1.    The Reserve Bank of India is a statutory body created by an act of parliament.

2.    The
Reserve Bank of India is the only authority in India, which has the power to issue new bank notes and coins.

3.    The Reserve Bank can issue currency notes according to the monetary policy provided it maintains security deposit of Rs. 200 crores, out of which Rs. 115 crores must be held in gold reserves and Rs. 85 crores in foreign exchange (FOREX) reserves.

4.    Initially, the Reserve Bank was based in Calcutta but later, it was shifted to its current location Mint Street, Mumbai.

5.    The Executive Head of the RBI is known as Governor, who is appointed by the government.

6.    The Reserve Bank of India runs two training colleges for its officers i.e. Reserve Bank Staff College, Chennai and College of Agricultural Banking at Pune.

7.    The Reserve Bank is a member of the Asian Clearing Union.

8.    C D Deshmukh, who later became India’s Finance Minister, was the Reserve Bank Governor when it was  nationalized in 1949.

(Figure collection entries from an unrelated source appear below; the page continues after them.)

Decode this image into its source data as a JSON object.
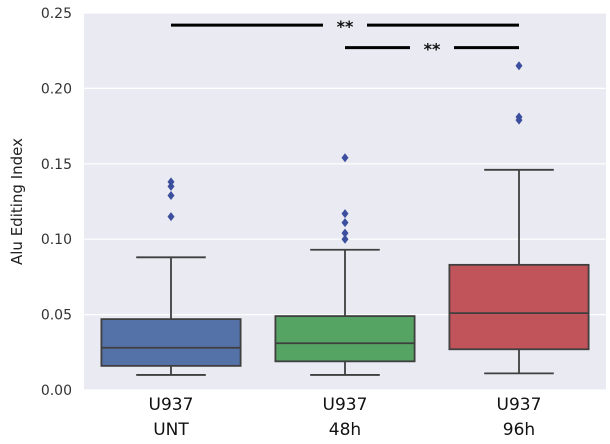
{
  "chart_data": {
    "type": "box",
    "title": "",
    "xlabel": "",
    "ylabel": "Alu Editing Index",
    "ylim": [
      0,
      0.25
    ],
    "yticks": [
      0.0,
      0.05,
      0.1,
      0.15,
      0.2,
      0.25
    ],
    "ytick_labels": [
      "0.00",
      "0.05",
      "0.10",
      "0.15",
      "0.20",
      "0.25"
    ],
    "grid": true,
    "categories": [
      {
        "line1": "U937",
        "line2": "UNT"
      },
      {
        "line1": "U937",
        "line2": "48h"
      },
      {
        "line1": "U937",
        "line2": "96h"
      }
    ],
    "series": [
      {
        "color": "#5471A8",
        "whisker_low": 0.01,
        "q1": 0.016,
        "median": 0.028,
        "q3": 0.047,
        "whisker_high": 0.088,
        "outliers": [
          0.115,
          0.129,
          0.135,
          0.138
        ]
      },
      {
        "color": "#55A464",
        "whisker_low": 0.01,
        "q1": 0.019,
        "median": 0.031,
        "q3": 0.049,
        "whisker_high": 0.093,
        "outliers": [
          0.1,
          0.104,
          0.111,
          0.117,
          0.154
        ]
      },
      {
        "color": "#C1535A",
        "whisker_low": 0.011,
        "q1": 0.027,
        "median": 0.051,
        "q3": 0.083,
        "whisker_high": 0.146,
        "outliers": [
          0.179,
          0.181,
          0.215
        ]
      }
    ],
    "significance": [
      {
        "from": 0,
        "to": 2,
        "y": 0.242,
        "label": "**"
      },
      {
        "from": 1,
        "to": 2,
        "y": 0.227,
        "label": "**"
      }
    ],
    "colors": {
      "background": "#EAEAF2",
      "grid": "#FFFFFF",
      "lines": "#3F3F3F",
      "outlier": "#3C4E9E"
    }
  }
}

9.    The first woman to be a Deputy Governor of the Reserve Bank of India is – K J Udeshi

10.    The Reserve Bank (like the Federal Reserve, USA and the Riksbank, Sweden) is a Central Bank i.e. it controls, regulates and supervises the entire monetary system, issue of currency and the working of all banks in India. The Reserve Bank is also called the bankers’ banker and the lender of the last resort. It has a major role in implementing the monetary policy, controlling money supply, inflation management, managing exchange value of the rupee vis a vis foreign currencies.

The Reserve Bank also acts as an agent of the government while raising public debt on its behalf. This public debt is raised by the RBI on behalf of the government so that the government can finance its fiscal deficit. Some popular tools of raising public debt are treasury bills and government securities (G-secs or dated securities).